Com efeito nessa parte, pese embora, se tenha determinado alteração da matéria de facto (designadamente e a título de mero exemplo quanto ao arrancamento do cabelo) a mesma não teve como efeito a reversão da absolvição decidida no tribunal recorrido.
Assim, cumpre apenas apreciar do pedido de condenação solidária do Estado e do arguido BB no pagamento de 450 € (quatrocentos e cinquenta euros) pelos danos patrimoniais alegadamente por si sofridos e de 150.000 € (cento e cinquenta mil euros) pelos danos morais que alegadamente para si decorreram do crime de ofensa à integridade física qualificada e do pedido de condenação solidária do Estado, de BB, CC e DD no pagamento de 50.000 € (cinquenta mil euros) pelos danos morais (estando assim excluída a apreciação de danos patrimoniais porque não peticionados nesta sede) que alegadamente para si decorreram dos crimes de abuso de poder.
Uma vez que se considerou existir concurso aparente entre o crime de abuso de poder e o crime de ofensa à integridade física qualificada entende-se que relativamente ao arguido e demandado BB não há que ponderar danos morais ou não patrimoniais decorrentes do crime de abuso de poder porque já compreendidos nos danos morais ou não patrimoniais decorrentes do crime de ofensa à integridade física qualificada praticada por este com abuso de autoridade ou poder.
Ensina Gomes da Silva que «elementos fundamentais da responsabilidade são o dano e a relação em que ele se encontra com o responsável. (...) A responsabilidade é, por conseguinte, a obrigação nascida de um prejuízo e tem por objeto a reparação deste.

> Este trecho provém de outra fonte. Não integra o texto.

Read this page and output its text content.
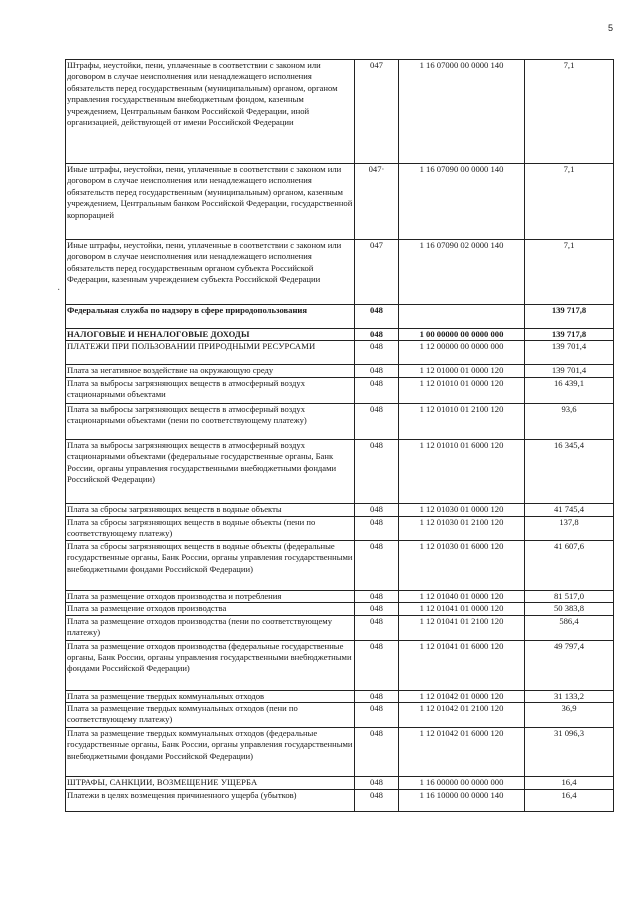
5
·
Штрафы, неустойки, пени, уплаченные в соответствии с законом или договором в случае неисполнения или ненадлежащего исполнения обязательств перед государственным (муниципальным) органом, органом управления государственным внебюджетным фондом, казенным учреждением, Центральным банком Российской Федерации, иной организацией, действующей от имени Российской Федерации	047	1 16 07000 00 0000 140	7,1
Иные штрафы, неустойки, пени, уплаченные в соответствии с законом или договором в случае неисполнения или ненадлежащего исполнения обязательств перед государственным (муниципальным) органом, казенным учреждением, Центральным банком Российской Федерации, государственной корпорацией	047·	1 16 07090 00 0000 140	7,1
Иные штрафы, неустойки, пени, уплаченные в соответствии с законом или договором в случае неисполнения или ненадлежащего исполнения обязательств перед государственным органом субъекта Российской Федерации, казенным учреждением субъекта Российской Федерации	047	1 16 07090 02 0000 140	7,1
Федеральная служба по надзору в сфере природопользования	048		139 717,8
НАЛОГОВЫЕ И НЕНАЛОГОВЫЕ ДОХОДЫ	048	1 00 00000 00 0000 000	139 717,8
ПЛАТЕЖИ ПРИ ПОЛЬЗОВАНИИ ПРИРОДНЫМИ РЕСУРСАМИ	048	1 12 00000 00 0000 000	139 701,4
Плата за негативное воздействие на окружающую среду	048	1 12 01000 01 0000 120	139 701,4
Плата за выбросы загрязняющих веществ в атмосферный воздух стационарными объектами	048	1 12 01010 01 0000 120	16 439,1
Плата за выбросы загрязняющих веществ в атмосферный воздух стационарными объектами (пени по соответствующему платежу)	048	1 12 01010 01 2100 120	93,6
Плата за выбросы загрязняющих веществ в атмосферный воздух стационарными объектами (федеральные государственные органы, Банк России, органы управления государственными внебюджетными фондами Российской Федерации)	048	1 12 01010 01 6000 120	16 345,4
Плата за сбросы загрязняющих веществ в водные объекты	048	1 12 01030 01 0000 120	41 745,4
Плата за сбросы загрязняющих веществ в водные объекты (пени по соответствующему платежу)	048	1 12 01030 01 2100 120	137,8
Плата за сбросы загрязняющих веществ в водные объекты (федеральные государственные органы, Банк России, органы управления государственными внебюджетными фондами Российской Федерации)	048	1 12 01030 01 6000 120	41 607,6
Плата за размещение отходов производства и потребления	048	1 12 01040 01 0000 120	81 517,0
Плата за размещение отходов производства	048	1 12 01041 01 0000 120	50 383,8
Плата за размещение отходов производства (пени по соответствующему платежу)	048	1 12 01041 01 2100 120	586,4
Плата за размещение отходов производства (федеральные государственные органы, Банк России, органы управления государственными внебюджетными фондами Российской Федерации)	048	1 12 01041 01 6000 120	49 797,4
Плата за размещение твердых коммунальных отходов	048	1 12 01042 01 0000 120	31 133,2
Плата за размещение твердых коммунальных отходов (пени по соответствующему платежу)	048	1 12 01042 01 2100 120	36,9
Плата за размещение твердых коммунальных отходов (федеральные государственные органы, Банк России, органы управления государственными внебюджетными фондами Российской Федерации)	048	1 12 01042 01 6000 120	31 096,3
ШТРАФЫ, САНКЦИИ, ВОЗМЕЩЕНИЕ УЩЕРБА	048	1 16 00000 00 0000 000	16,4
Платежи в целях возмещения причиненного ущерба (убытков)	048	1 16 10000 00 0000 140	16,4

O intuito com que a lei o estabelece não é o de intimar os indivíduos nem o de reprimir os factos ilícitos: é apenas o de satisfazer a justiça comutativa, reparando danos causados. O prejuízo, por conseguinte, é o fulcro de toda a responsabilidade»[32].
Na lição de Pereira Coelho «por dano pode entender-se (...) o prejuízo real que o lesado sofreu in natura, em forma de destruição, subtração ou deterioração de um certo bem corpóreo ou ideal»[33].
Assim, defende-se que dano é «todo o prejuízo, desvantagem ou perda que é causada nos bens jurídicos, de carácter patrimonial ou não, de outrem»[34].
No respeitante aos danos patrimoniais o princípio fundamental que tutela esta matéria, é o da reposição da coisa no estado anterior à lesão, exceto se a restauração não for exequível ou se se revelar excessivamente onerosa para o devedor, por ser a forma mais genuína de reparação.
Postula Almeida e Costa que a restauração natural ou indemnização em forma específica dos interesses dos lesados é a forma mais perfeita de reparação. Desta sorte, apenas se apresenta inviável quando «não haja possibilidade material de reconduzir as coisas à situação exata ou aproximada em que estariam se a lesão se não tivesse verificado; ou porque desse modo se não reparam integralmente os danos; ou ainda porque a ordem jurídica a não admite, designadamente por considerá-la demasiado onerosa para o devedor. Terá então de operar-se uma indemnização ou restituição por equivalente, traduzida na entrega de uma quantia em dinheiro que corresponda ao montante dos danos» [35][36].
No cumprimento do disposto no artigo 562º do Código Civil, será obrigação dos responsáveis indemnizar os lesados pelos prejuízos experimentados, de forma a reconstituir-lhes a situação que existiria se não houvesse ocorrido o evento danoso.
O artigo 563º do Código Civil determina que «a obrigação de indemnização só existe em relação aos danos que o lesado não teria sofrido se não fosse a lesão», pelo que, a obrigação de reparar o dano supõe a existência de um nexo causal entre o facto e o prejuízo.
A disposição desta norma legal, pondo a solução do problema na pprobabilidade de não ter havido prejuízo se não fosse a lesão, consagra a doutrina da causalidade adequada, mediante a qual determinada ação ou omissão será causa de certo prejuízo se, atendendo às circunstâncias do caso concreto conhecidas pelo agente, essa ação ou omissão se mostrava adequada à produção do referido prejuízo, com fortes probabilidades de tal evento se verificar.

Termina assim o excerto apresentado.